E3 2008: Rock Revolution - Hands-On With the DS Version
We tap, slide, and sing our way to DS digital stardom in Konami's new music game.
Konami is getting into the rock rhythm game business and bringing Rock Revolution to the Xbox 360, PlayStation 3, Wii, and Nintendo DS. In addition to rocking out on other platforms, we sat down with the DS version at Konami's E3 2008 booth and put each instrument through its paces. Drums, guitar, and bass all require fancy stylus handling, and vocals use the DS microphone to detect your pitch as you sing your heart out. That's a lot of rock in a small package.
Rock Revolution tracks the progress of your average astronomically successful rock band, starting in a friend's basement and ending in a massive arena full of thousands of screaming fans. You'll work your way through the robust track list that includes diverse hits like "Blitzkrieg Bop," "Detroit Rock City," "Spoonman," and "Sk8er Boi." These songs are also available for on-the-go listening in Rock Revolution's Media Player, so you can enjoy them without actively playing them.
Playing instruments is a matter of swiping and tapping the stylus on the touch screen while your avatar wails away on the top screen. The drums, like the physical peripheral for other platforms, consist of six pads that represent cymbals and drums. The notes scroll horizontally along the top of the bottom screen, and you tap the six areas in time with the beat. Keeping an eye on the scrolling symbols while keeping track of which pads are where is initially tricky, but as you become familiar with the layout it begins to feel more comfortable.

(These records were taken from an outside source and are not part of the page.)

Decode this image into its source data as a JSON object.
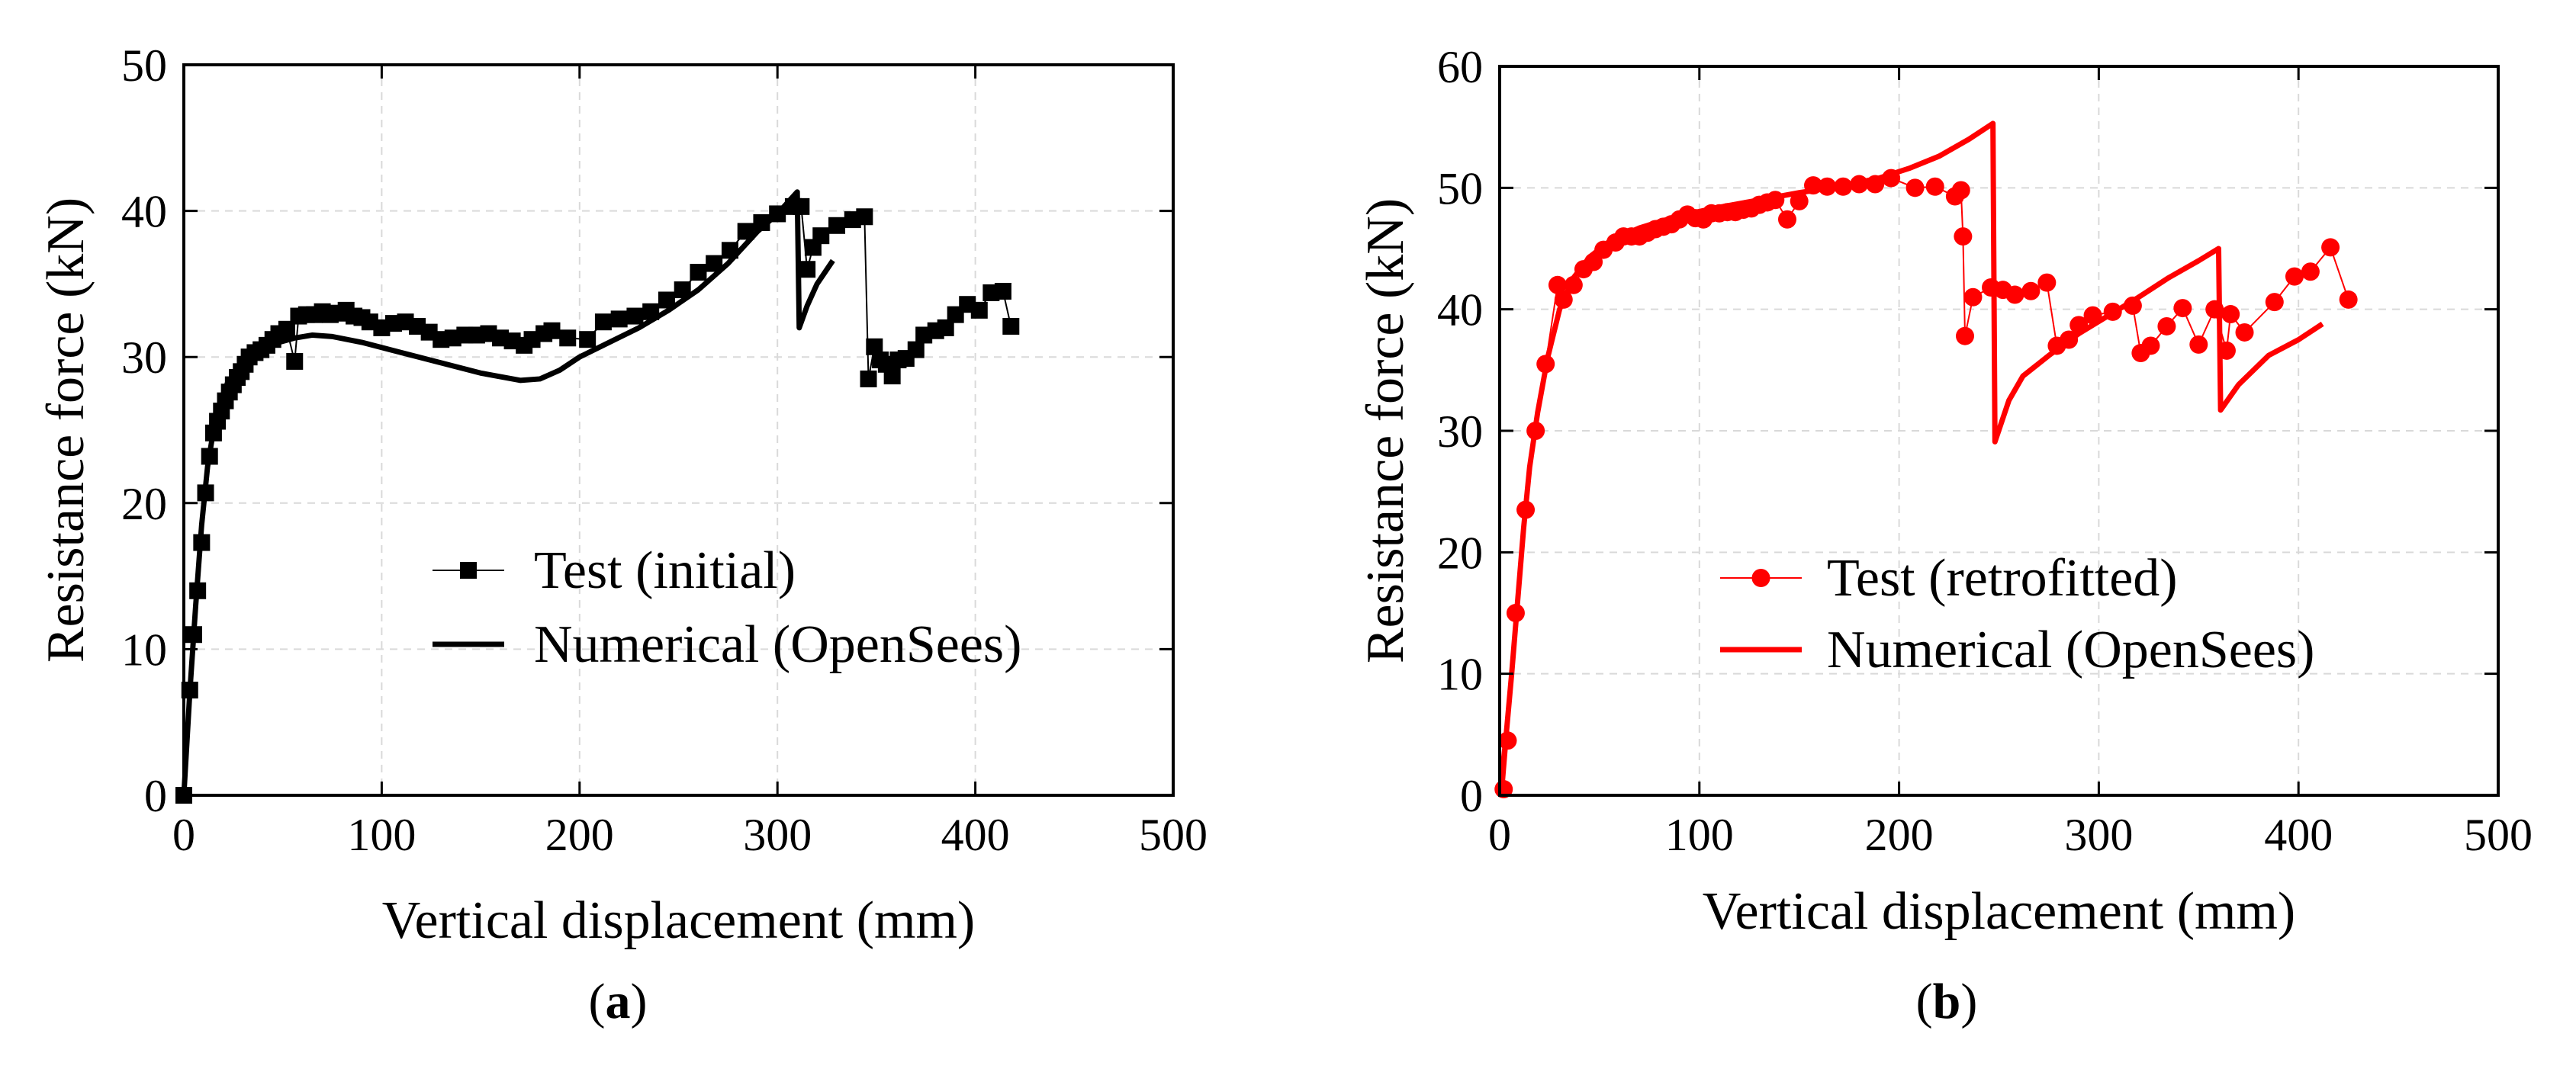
{
  "chart_data": [
    {
      "type": "line",
      "caption": {
        "open": "(",
        "letter": "a",
        "close": ")"
      },
      "xlabel": "Vertical displacement (mm)",
      "ylabel": "Resistance force (kN)",
      "xlim": [
        0,
        500
      ],
      "ylim": [
        0,
        50
      ],
      "xticks": [
        0,
        100,
        200,
        300,
        400,
        500
      ],
      "yticks": [
        0,
        10,
        20,
        30,
        40,
        50
      ],
      "grid": true,
      "legend_position": "center-right",
      "series": [
        {
          "name": "Test (initial)",
          "style": "line-markers",
          "marker": "square",
          "color": "#000000",
          "points": [
            [
              0,
              0
            ],
            [
              3,
              7.2
            ],
            [
              5,
              11
            ],
            [
              7,
              14
            ],
            [
              9,
              17.3
            ],
            [
              11,
              20.7
            ],
            [
              13,
              23.2
            ],
            [
              15,
              24.8
            ],
            [
              17,
              25.6
            ],
            [
              19,
              26.3
            ],
            [
              21,
              27
            ],
            [
              23,
              27.6
            ],
            [
              25,
              28.1
            ],
            [
              27,
              28.6
            ],
            [
              29,
              29
            ],
            [
              31,
              29.5
            ],
            [
              33,
              30
            ],
            [
              36,
              30.3
            ],
            [
              39,
              30.5
            ],
            [
              42,
              30.8
            ],
            [
              45,
              31.2
            ],
            [
              48,
              31.6
            ],
            [
              52,
              31.9
            ],
            [
              56,
              29.7
            ],
            [
              58,
              32.8
            ],
            [
              62,
              32.9
            ],
            [
              66,
              32.9
            ],
            [
              70,
              33.1
            ],
            [
              74,
              32.9
            ],
            [
              78,
              33
            ],
            [
              82,
              33.2
            ],
            [
              86,
              32.8
            ],
            [
              90,
              32.7
            ],
            [
              94,
              32.4
            ],
            [
              100,
              32
            ],
            [
              106,
              32.3
            ],
            [
              112,
              32.4
            ],
            [
              118,
              32.1
            ],
            [
              124,
              31.7
            ],
            [
              130,
              31.2
            ],
            [
              136,
              31.3
            ],
            [
              142,
              31.5
            ],
            [
              148,
              31.5
            ],
            [
              154,
              31.6
            ],
            [
              160,
              31.3
            ],
            [
              166,
              31.1
            ],
            [
              172,
              30.8
            ],
            [
              176,
              31.2
            ],
            [
              182,
              31.6
            ],
            [
              186,
              31.8
            ],
            [
              194,
              31.3
            ],
            [
              204,
              31.2
            ],
            [
              212,
              32.4
            ],
            [
              220,
              32.6
            ],
            [
              228,
              32.8
            ],
            [
              236,
              33.1
            ],
            [
              244,
              33.9
            ],
            [
              252,
              34.6
            ],
            [
              260,
              35.8
            ],
            [
              268,
              36.4
            ],
            [
              276,
              37.3
            ],
            [
              284,
              38.6
            ],
            [
              292,
              39.2
            ],
            [
              300,
              39.8
            ],
            [
              308,
              40.3
            ],
            [
              312,
              40.3
            ],
            [
              315,
              36
            ],
            [
              318,
              37.5
            ],
            [
              322,
              38.3
            ],
            [
              330,
              39
            ],
            [
              338,
              39.4
            ],
            [
              344,
              39.6
            ],
            [
              346,
              28.5
            ],
            [
              349,
              30.7
            ],
            [
              352,
              29.8
            ],
            [
              355,
              29.5
            ],
            [
              358,
              28.7
            ],
            [
              361,
              29.8
            ],
            [
              365,
              29.9
            ],
            [
              370,
              30.5
            ],
            [
              374,
              31.5
            ],
            [
              380,
              31.8
            ],
            [
              385,
              32
            ],
            [
              390,
              32.9
            ],
            [
              396,
              33.6
            ],
            [
              402,
              33.2
            ],
            [
              408,
              34.4
            ],
            [
              414,
              34.5
            ],
            [
              418,
              32.1
            ]
          ]
        },
        {
          "name": "Numerical (OpenSees)",
          "style": "line",
          "color": "#000000",
          "points": [
            [
              0,
              0
            ],
            [
              3,
              7
            ],
            [
              6,
              13
            ],
            [
              9,
              18.5
            ],
            [
              12,
              22.5
            ],
            [
              15,
              25
            ],
            [
              18,
              26.8
            ],
            [
              22,
              28.2
            ],
            [
              27,
              29.2
            ],
            [
              33,
              29.9
            ],
            [
              40,
              30.5
            ],
            [
              48,
              31
            ],
            [
              56,
              31.3
            ],
            [
              65,
              31.5
            ],
            [
              75,
              31.4
            ],
            [
              90,
              31
            ],
            [
              110,
              30.3
            ],
            [
              130,
              29.6
            ],
            [
              150,
              28.9
            ],
            [
              170,
              28.4
            ],
            [
              180,
              28.5
            ],
            [
              190,
              29.1
            ],
            [
              200,
              30
            ],
            [
              215,
              31
            ],
            [
              230,
              32
            ],
            [
              245,
              33.2
            ],
            [
              260,
              34.6
            ],
            [
              275,
              36.4
            ],
            [
              290,
              38.6
            ],
            [
              300,
              39.8
            ],
            [
              310,
              41.3
            ],
            [
              311,
              32
            ],
            [
              315,
              33.5
            ],
            [
              320,
              35
            ],
            [
              325,
              36
            ],
            [
              328,
              36.6
            ]
          ]
        }
      ]
    },
    {
      "type": "line",
      "caption": {
        "open": "(",
        "letter": "b",
        "close": ")"
      },
      "xlabel": "Vertical displacement (mm)",
      "ylabel": "Resistance force (kN)",
      "xlim": [
        0,
        500
      ],
      "ylim": [
        0,
        60
      ],
      "xticks": [
        0,
        100,
        200,
        300,
        400,
        500
      ],
      "yticks": [
        0,
        10,
        20,
        30,
        40,
        50,
        60
      ],
      "grid": true,
      "legend_position": "center-right",
      "series": [
        {
          "name": "Test (retrofitted)",
          "style": "line-markers",
          "marker": "circle",
          "color": "#ff0000",
          "points": [
            [
              2,
              0.5
            ],
            [
              4,
              4.5
            ],
            [
              8,
              15
            ],
            [
              13,
              23.5
            ],
            [
              18,
              30
            ],
            [
              23,
              35.5
            ],
            [
              29,
              42
            ],
            [
              32,
              40.8
            ],
            [
              37,
              42
            ],
            [
              42,
              43.3
            ],
            [
              47,
              43.9
            ],
            [
              52,
              44.9
            ],
            [
              58,
              45.5
            ],
            [
              62,
              46
            ],
            [
              66,
              46
            ],
            [
              70,
              46
            ],
            [
              74,
              46.3
            ],
            [
              78,
              46.6
            ],
            [
              82,
              46.8
            ],
            [
              86,
              47
            ],
            [
              90,
              47.4
            ],
            [
              94,
              47.8
            ],
            [
              98,
              47.5
            ],
            [
              102,
              47.4
            ],
            [
              106,
              47.9
            ],
            [
              110,
              47.9
            ],
            [
              114,
              48
            ],
            [
              118,
              48
            ],
            [
              122,
              48.2
            ],
            [
              126,
              48.3
            ],
            [
              130,
              48.6
            ],
            [
              134,
              48.8
            ],
            [
              138,
              49
            ],
            [
              144,
              47.4
            ],
            [
              150,
              48.9
            ],
            [
              157,
              50.2
            ],
            [
              164,
              50.1
            ],
            [
              172,
              50.1
            ],
            [
              180,
              50.3
            ],
            [
              188,
              50.3
            ],
            [
              196,
              50.8
            ],
            [
              208,
              50
            ],
            [
              218,
              50.1
            ],
            [
              228,
              49.3
            ],
            [
              231,
              49.8
            ],
            [
              232,
              46
            ],
            [
              233,
              37.8
            ],
            [
              237,
              41
            ],
            [
              246,
              41.8
            ],
            [
              252,
              41.6
            ],
            [
              258,
              41.2
            ],
            [
              266,
              41.5
            ],
            [
              274,
              42.2
            ],
            [
              279,
              37
            ],
            [
              285,
              37.5
            ],
            [
              290,
              38.7
            ],
            [
              297,
              39.5
            ],
            [
              307,
              39.8
            ],
            [
              317,
              40.3
            ],
            [
              321,
              36.4
            ],
            [
              326,
              37
            ],
            [
              334,
              38.6
            ],
            [
              342,
              40.1
            ],
            [
              350,
              37.1
            ],
            [
              358,
              40
            ],
            [
              364,
              36.6
            ],
            [
              366,
              39.6
            ],
            [
              373,
              38.1
            ],
            [
              388,
              40.6
            ],
            [
              398,
              42.7
            ],
            [
              406,
              43.1
            ],
            [
              416,
              45.1
            ],
            [
              425,
              40.8
            ]
          ]
        },
        {
          "name": "Numerical (OpenSees)",
          "style": "line",
          "color": "#ff0000",
          "points": [
            [
              0,
              0
            ],
            [
              3,
              4.5
            ],
            [
              6,
              10
            ],
            [
              9,
              16
            ],
            [
              12,
              22
            ],
            [
              15,
              27
            ],
            [
              19,
              31.5
            ],
            [
              24,
              36
            ],
            [
              30,
              40
            ],
            [
              37,
              42.6
            ],
            [
              45,
              44.3
            ],
            [
              55,
              45.6
            ],
            [
              70,
              46.7
            ],
            [
              90,
              47.7
            ],
            [
              110,
              48.4
            ],
            [
              130,
              49
            ],
            [
              150,
              49.6
            ],
            [
              170,
              50.1
            ],
            [
              190,
              50.8
            ],
            [
              205,
              51.6
            ],
            [
              220,
              52.6
            ],
            [
              235,
              54
            ],
            [
              247,
              55.3
            ],
            [
              248,
              29.1
            ],
            [
              255,
              32.5
            ],
            [
              262,
              34.5
            ],
            [
              275,
              36.2
            ],
            [
              290,
              38
            ],
            [
              305,
              39.5
            ],
            [
              320,
              41
            ],
            [
              335,
              42.6
            ],
            [
              350,
              44
            ],
            [
              360,
              45
            ],
            [
              361,
              31.7
            ],
            [
              370,
              33.8
            ],
            [
              385,
              36.2
            ],
            [
              400,
              37.5
            ],
            [
              412,
              38.8
            ]
          ]
        }
      ]
    }
  ]
}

When you play guitar, an image of an actual guitar appears onscreen. There's a large circle drawn around the area where a real guitarist would strum the strings, and this is the area where you'll need to swipe the stylus up or down, depending on the symbols. Up and down arrows fly into this circle from the top corners of the screen, and you have to strum appropriately when they enter the circle. Some speed variation and tricky alternation increase the challenge here, but this is tempered somewhat by the fact that you always strum in the same area.
The bass is a different story. It requires you to strum one of four horizontal strings that stretch across the screen. Up and down arrows will scroll across each of these strings, and you'll have to strum each icon as it arrives on the left side of the screen. It can be tough to track them all, especially if you're right-handed and trying to avoid blocking the screen. Though the challenge is stiffer, the success is more satisfying, and for that reason Rock Revolution for the DS might be one of the first games where people choose bass over guitar.
Rounding out the band is the vocals, which have you singing into the DS microphone. The area we played in was too loud to really try out this feature, but aspiring lead singers will be happy to know that there is a tonal training tool that instructs you in how to properly match pitch. This will hopefully make it easier to belt out solos, providing you can find a place to play where such activity isn't frowned upon.
Rock Revolution will also support multiplayer, though we weren't able to try that on for size. The audio was noticeably compressed, but the overall quality was quite impressive, given the range of instruments. You certainly won't feel like you're in an actual rock band while playing Rock Revolution, but it is shaping up to be an engaging rhythm challenge. With varied gameplay and a good variety of songs, Rock Revolution could turn out to be an entertaining DS game. Check back for more coverage as we try to squeeze in a multiplayer session in the coming months, if not sooner.